CDP, a global non-profit charity that runs a widely-recognised environmental disclosure system for companies, cities, states and regions, and which worked on the EU’s sustainability disclosure program, welcomed the move. “This strengthening of EU disclosure rules will bring more accountability and a better understanding of risks and opportunities. They will enable the tracking of progress against EU and global goals and will raise the bar on what is expected from companies,” CDP wrote in the report Riding the Wave: How the private sector is seizing opportunities to accelerate progress on water security. “The European Sustainability Reporting Standards list water and marine resources as a key topic, alongside climate change, pollution, biodiversity and ecosystems, resource use and circular economy”, the CDP report added.

Financial institutions

Of equal, if not perhaps greater importance, is the introduction of mandatory water reporting for financial institutions, CDP said. “The European Sustainable Finance Disclosure Regulation (SFDR) aims to improve transparency in the market for sustainable investment portfolios. Whilst missing indicators associated with water withdrawals and consumption, the SFDR represents a vital opportunity to trigger a cascade of pollution-related action right across the real economy.”

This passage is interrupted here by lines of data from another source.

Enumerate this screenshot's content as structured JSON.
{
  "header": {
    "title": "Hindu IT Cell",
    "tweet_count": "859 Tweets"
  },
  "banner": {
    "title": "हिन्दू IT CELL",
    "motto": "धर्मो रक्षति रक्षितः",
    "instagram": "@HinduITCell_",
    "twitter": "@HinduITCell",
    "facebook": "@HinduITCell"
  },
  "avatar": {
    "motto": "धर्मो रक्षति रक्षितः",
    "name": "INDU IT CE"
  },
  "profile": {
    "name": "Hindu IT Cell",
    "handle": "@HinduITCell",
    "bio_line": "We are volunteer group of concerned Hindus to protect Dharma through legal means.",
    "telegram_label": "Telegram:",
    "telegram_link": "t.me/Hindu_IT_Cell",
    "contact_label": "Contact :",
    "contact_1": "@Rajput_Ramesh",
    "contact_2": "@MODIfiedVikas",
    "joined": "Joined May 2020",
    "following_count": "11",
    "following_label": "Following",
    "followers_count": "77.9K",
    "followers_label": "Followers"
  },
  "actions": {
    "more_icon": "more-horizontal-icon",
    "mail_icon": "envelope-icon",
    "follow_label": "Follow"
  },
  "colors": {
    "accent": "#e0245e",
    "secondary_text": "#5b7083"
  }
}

More companies have to comply

The Corporate Sustainability Reporting Directive replaces the Non-Financial Reporting Directive (NFRD), expanding the number of companies that will have to comply from nearly 12,000 to 50,000. It is mandatory for listed companies; large companies that meet certain criteria; and non-EU companies with at least one subsidiary in the EU and a net turnover of more than € 150 million.

Benefits

Compliance with the Corporate Sustainability Reporting Directive will depend on having a strong Environmental, Social and Governance (ESG) programme. This can bring several potential benefits to companies including: Lower costs in operations with savings in the use of water, energy, materials and waste. Improved transparency and trust. Stronger competitive advantage: Investors are more likely to back companies that disclose their ESG performance.

Penalties

Penalties for not complying with the new rules will depend on how EU member states enact the new rules. However, it is expected that fines could vary widely, and reach up to 5% of the total annual turnover of a company. Likewise, prison sentences could range from months to five or six years depending on the implementing Member State. Beyond legal sanctions, additional consequences of not complying with the Corporate Sustainability Reporting Directive could include reputational damage, loss of stakeholder confidence, and legal action from non-governmental entities.

Safeguarding Europe’s water resources

In 2015 CDP stated European companies are more aware of water risks than their global peers as detailed in the report ‘Safeguarding Europe’s water resources’. CDP was established as the ‘Carbon Disclosure Project’ in 2000, asking companies to disclose their climate impact. Since then, it has broadened the scope of environmental disclosure, to incorporate deforestation and water security.